陽に分け与えられたかすかな暖かさをのせて、風は、人工の大地にも隔てなく春の訪れを告げる。遥か遠く、閉じ込めたはずの、想いを呼び覚ます。
 私の心音は、何処で鳴っているのだろう。


 雨が降り出していた。
 通り雨に降り込められた部屋の、薄いガラス越し、窓に落ちた雫にラクスは指先を触れた。熱の移りゆく、そっと、触れた瞬間にだけ落ちたかすかな感覚に、わずか息をとめる。やがて握りこまれた掌の中、こもった力のままに、ほとんど衝動で外に抜け出していた。
 人のいないほうへ、誰もいないところへ、傘もささずに急いだ足は気づけば街はずれまでを歩いていた。無秩序に生い茂る木々、人気のない場所へと進むうちにいつのまにかうち捨てられたような広がりがあって、そのさらに深くにひっそりと廃屋があった。崩れたその戸口に寄り添うようにして、ラクスは雨を見ていた。
 やがていつしか降り止んだ雨の、雲の切れ晴れ上がる空を、破れた屋根の向こうに見上げた。
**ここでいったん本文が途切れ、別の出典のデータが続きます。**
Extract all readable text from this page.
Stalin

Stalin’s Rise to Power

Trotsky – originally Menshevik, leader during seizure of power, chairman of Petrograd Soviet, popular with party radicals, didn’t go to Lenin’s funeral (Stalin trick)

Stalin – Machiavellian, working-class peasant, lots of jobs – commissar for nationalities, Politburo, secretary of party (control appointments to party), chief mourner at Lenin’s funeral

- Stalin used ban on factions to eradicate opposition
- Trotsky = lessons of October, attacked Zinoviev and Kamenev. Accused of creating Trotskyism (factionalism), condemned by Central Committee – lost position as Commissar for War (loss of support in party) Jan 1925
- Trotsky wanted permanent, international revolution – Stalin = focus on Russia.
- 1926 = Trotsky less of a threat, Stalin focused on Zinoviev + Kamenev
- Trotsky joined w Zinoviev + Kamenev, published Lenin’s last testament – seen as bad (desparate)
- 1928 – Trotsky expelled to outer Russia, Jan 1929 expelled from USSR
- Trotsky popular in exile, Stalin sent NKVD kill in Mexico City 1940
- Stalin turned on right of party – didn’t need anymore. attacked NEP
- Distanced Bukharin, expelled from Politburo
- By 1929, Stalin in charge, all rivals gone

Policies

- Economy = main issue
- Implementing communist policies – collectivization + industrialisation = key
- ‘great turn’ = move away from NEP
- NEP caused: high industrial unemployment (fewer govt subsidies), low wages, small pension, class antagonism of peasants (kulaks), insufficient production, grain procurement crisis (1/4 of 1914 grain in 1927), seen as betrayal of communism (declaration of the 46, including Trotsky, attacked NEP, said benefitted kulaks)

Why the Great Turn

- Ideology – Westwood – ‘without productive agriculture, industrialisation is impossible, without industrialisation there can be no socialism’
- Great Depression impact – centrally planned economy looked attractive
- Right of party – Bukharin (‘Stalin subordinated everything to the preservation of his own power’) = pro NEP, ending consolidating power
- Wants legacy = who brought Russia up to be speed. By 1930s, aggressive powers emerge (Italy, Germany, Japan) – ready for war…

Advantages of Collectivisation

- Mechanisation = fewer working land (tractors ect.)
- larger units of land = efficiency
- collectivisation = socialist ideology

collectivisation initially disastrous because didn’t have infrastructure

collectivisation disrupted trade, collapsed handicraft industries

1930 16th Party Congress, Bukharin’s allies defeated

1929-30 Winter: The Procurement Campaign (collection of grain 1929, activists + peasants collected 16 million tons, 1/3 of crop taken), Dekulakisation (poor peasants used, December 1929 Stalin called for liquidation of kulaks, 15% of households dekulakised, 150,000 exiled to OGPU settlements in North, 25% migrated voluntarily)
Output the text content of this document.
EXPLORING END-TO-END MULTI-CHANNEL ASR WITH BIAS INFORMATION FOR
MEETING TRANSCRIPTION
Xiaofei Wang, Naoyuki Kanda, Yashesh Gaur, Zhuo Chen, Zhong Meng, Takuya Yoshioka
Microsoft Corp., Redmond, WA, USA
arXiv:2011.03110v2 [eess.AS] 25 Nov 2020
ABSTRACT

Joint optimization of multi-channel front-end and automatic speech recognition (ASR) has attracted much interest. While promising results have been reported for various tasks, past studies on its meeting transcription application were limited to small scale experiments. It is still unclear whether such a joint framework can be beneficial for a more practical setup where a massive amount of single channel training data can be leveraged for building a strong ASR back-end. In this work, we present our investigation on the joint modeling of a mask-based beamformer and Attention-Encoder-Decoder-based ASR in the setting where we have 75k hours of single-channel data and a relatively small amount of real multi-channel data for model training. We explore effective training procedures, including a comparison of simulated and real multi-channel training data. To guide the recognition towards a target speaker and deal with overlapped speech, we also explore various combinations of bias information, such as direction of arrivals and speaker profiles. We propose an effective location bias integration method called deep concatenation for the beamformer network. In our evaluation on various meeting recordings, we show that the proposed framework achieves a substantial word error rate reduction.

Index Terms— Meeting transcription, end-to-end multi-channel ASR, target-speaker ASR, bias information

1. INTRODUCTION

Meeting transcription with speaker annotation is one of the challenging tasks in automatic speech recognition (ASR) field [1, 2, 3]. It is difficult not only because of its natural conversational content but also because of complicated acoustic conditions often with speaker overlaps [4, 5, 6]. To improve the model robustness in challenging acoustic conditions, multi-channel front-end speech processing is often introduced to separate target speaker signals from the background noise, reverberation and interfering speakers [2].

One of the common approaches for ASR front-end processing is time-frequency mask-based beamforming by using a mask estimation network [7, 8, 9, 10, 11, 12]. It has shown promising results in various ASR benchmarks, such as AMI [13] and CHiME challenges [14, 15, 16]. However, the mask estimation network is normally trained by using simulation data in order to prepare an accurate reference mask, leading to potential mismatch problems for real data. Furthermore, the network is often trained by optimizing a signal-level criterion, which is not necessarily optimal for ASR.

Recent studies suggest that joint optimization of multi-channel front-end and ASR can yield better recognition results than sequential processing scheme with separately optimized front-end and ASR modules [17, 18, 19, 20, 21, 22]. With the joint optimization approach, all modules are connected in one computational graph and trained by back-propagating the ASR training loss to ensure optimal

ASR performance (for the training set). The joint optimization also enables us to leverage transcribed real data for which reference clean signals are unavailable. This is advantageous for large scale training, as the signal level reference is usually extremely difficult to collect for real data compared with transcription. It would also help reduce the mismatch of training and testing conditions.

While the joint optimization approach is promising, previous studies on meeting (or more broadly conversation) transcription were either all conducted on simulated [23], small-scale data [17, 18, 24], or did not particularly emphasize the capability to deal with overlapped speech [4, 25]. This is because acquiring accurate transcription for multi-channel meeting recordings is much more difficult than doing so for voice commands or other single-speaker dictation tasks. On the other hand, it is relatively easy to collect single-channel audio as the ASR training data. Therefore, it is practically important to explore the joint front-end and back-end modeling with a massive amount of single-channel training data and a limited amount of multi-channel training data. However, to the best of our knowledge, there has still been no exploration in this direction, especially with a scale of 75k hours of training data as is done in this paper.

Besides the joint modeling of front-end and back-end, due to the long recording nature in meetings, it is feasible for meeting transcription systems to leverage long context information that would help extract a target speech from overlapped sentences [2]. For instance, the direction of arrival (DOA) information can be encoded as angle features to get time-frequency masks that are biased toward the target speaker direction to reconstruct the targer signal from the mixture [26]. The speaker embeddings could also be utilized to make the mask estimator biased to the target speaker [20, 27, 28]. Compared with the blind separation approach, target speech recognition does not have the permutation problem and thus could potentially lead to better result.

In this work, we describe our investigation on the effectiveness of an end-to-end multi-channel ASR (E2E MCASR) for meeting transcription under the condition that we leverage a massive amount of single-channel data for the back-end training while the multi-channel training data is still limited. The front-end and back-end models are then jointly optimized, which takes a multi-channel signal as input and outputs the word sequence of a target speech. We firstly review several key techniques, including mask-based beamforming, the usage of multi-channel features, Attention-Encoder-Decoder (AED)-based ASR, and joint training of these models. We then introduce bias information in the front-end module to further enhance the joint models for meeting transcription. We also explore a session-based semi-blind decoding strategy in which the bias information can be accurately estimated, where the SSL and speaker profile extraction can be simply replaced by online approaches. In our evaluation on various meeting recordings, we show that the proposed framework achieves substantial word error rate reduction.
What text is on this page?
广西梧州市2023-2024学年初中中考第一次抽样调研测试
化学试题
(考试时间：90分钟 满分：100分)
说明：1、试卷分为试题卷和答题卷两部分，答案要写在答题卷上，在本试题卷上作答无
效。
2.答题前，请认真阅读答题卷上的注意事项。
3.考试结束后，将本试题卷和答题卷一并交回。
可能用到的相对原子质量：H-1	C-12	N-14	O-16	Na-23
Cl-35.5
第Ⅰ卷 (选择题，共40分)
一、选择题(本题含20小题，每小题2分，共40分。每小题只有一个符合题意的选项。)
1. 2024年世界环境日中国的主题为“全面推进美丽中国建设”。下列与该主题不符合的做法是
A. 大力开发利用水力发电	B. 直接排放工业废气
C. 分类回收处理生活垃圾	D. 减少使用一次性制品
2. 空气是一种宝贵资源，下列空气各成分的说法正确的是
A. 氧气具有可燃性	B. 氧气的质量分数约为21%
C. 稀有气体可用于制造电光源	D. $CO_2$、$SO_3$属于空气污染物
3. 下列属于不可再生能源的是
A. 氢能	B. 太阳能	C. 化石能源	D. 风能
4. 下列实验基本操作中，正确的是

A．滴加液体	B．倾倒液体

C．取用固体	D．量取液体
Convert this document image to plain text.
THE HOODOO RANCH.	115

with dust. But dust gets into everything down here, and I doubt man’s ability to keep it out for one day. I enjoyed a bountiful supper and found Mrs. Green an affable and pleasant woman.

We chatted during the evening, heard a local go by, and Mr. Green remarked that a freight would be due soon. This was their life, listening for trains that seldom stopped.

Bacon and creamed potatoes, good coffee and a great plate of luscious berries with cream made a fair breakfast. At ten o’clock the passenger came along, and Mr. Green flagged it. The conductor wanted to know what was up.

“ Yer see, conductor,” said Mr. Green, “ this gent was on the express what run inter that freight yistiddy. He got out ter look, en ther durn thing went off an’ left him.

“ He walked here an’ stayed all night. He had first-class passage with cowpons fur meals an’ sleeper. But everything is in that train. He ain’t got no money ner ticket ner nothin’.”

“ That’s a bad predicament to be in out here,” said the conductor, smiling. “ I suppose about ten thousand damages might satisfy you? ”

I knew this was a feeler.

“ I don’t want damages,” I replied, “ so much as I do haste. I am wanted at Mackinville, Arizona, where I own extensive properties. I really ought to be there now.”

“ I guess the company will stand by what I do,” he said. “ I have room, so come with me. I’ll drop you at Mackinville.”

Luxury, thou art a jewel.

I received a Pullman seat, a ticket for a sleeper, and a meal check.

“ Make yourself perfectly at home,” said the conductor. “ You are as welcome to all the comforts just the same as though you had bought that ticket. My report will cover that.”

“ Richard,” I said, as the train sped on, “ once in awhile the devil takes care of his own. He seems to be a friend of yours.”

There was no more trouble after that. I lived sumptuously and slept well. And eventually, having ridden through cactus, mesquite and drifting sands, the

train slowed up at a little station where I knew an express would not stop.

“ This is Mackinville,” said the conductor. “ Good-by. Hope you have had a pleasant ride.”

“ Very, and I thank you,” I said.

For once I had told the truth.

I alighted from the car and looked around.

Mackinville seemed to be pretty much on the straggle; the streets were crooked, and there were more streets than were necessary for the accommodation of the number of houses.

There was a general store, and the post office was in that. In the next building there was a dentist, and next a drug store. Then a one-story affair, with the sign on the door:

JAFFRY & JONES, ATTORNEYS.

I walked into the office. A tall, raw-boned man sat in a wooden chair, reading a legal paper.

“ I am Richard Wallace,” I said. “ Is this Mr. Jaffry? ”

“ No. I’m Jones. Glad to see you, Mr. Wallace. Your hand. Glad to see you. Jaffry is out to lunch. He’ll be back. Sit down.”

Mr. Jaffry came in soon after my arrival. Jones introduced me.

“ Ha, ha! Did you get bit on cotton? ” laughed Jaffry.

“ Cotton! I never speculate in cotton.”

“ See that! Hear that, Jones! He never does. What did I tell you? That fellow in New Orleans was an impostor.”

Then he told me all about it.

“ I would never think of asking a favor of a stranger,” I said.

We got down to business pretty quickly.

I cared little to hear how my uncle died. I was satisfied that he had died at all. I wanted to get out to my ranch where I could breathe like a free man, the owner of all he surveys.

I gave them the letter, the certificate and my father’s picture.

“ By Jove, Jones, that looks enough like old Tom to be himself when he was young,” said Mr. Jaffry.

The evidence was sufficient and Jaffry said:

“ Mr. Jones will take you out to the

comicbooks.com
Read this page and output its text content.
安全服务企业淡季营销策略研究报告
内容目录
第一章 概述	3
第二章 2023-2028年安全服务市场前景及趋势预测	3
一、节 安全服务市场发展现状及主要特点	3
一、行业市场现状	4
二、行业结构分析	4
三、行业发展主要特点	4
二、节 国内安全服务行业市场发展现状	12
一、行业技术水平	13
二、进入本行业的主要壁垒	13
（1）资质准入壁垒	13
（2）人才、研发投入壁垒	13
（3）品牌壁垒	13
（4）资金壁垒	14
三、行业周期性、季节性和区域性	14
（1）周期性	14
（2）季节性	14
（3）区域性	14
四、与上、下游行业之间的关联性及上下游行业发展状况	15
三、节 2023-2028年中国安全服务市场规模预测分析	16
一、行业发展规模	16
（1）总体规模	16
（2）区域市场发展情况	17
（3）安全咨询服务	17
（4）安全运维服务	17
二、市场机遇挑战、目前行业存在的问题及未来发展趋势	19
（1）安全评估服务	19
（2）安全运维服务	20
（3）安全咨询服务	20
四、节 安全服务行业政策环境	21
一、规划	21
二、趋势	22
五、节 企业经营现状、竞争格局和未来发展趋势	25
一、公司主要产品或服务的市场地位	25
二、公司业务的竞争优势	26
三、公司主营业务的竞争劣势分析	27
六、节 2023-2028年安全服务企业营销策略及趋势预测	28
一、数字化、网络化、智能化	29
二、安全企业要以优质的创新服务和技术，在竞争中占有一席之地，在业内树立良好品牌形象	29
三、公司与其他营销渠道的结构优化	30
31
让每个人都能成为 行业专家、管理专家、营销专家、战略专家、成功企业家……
 ひかりが射していた。春の柔らかな光は崩れた空隙を抜け、細く、けれども廃屋の奥にまでを射しいる。
 涙の溢れそうな瞳を、震える睫毛を無理に伏せ、ラクスは俯く。けれど唐突に、古びた木材の軋んだ音が鳴り、ラクスは振り返る。
 廃屋の屋根は奥へいくほど滅びていて、ひかりが射している。薄暗いラクスの足元から、紗のように重なり、遠ざかるほどに色をうばい輪郭を消しかかる。
 風もない中をちらちらとひかりが舞っている。かつては教会であったのか、最奥には教壇があり、粒子の紗幕のむこうで、人影は空へ視線を向けていた。

 ひかりが。淡い、ひかりが幾重にも射していて、風はなく、耳をすませばさらさらと時間の流れる音だけが聴こえた。遠くでは、鳥の。
 身動きもしないでいると遠い、稜線のほどけた横顔が、ひそやかな、静かな声でラクスと呼ぶ。

 ……ああ。

 声は響かない。
 折れそうな床板にも頬を落ちた雫にもかまわずにただ、駆けた。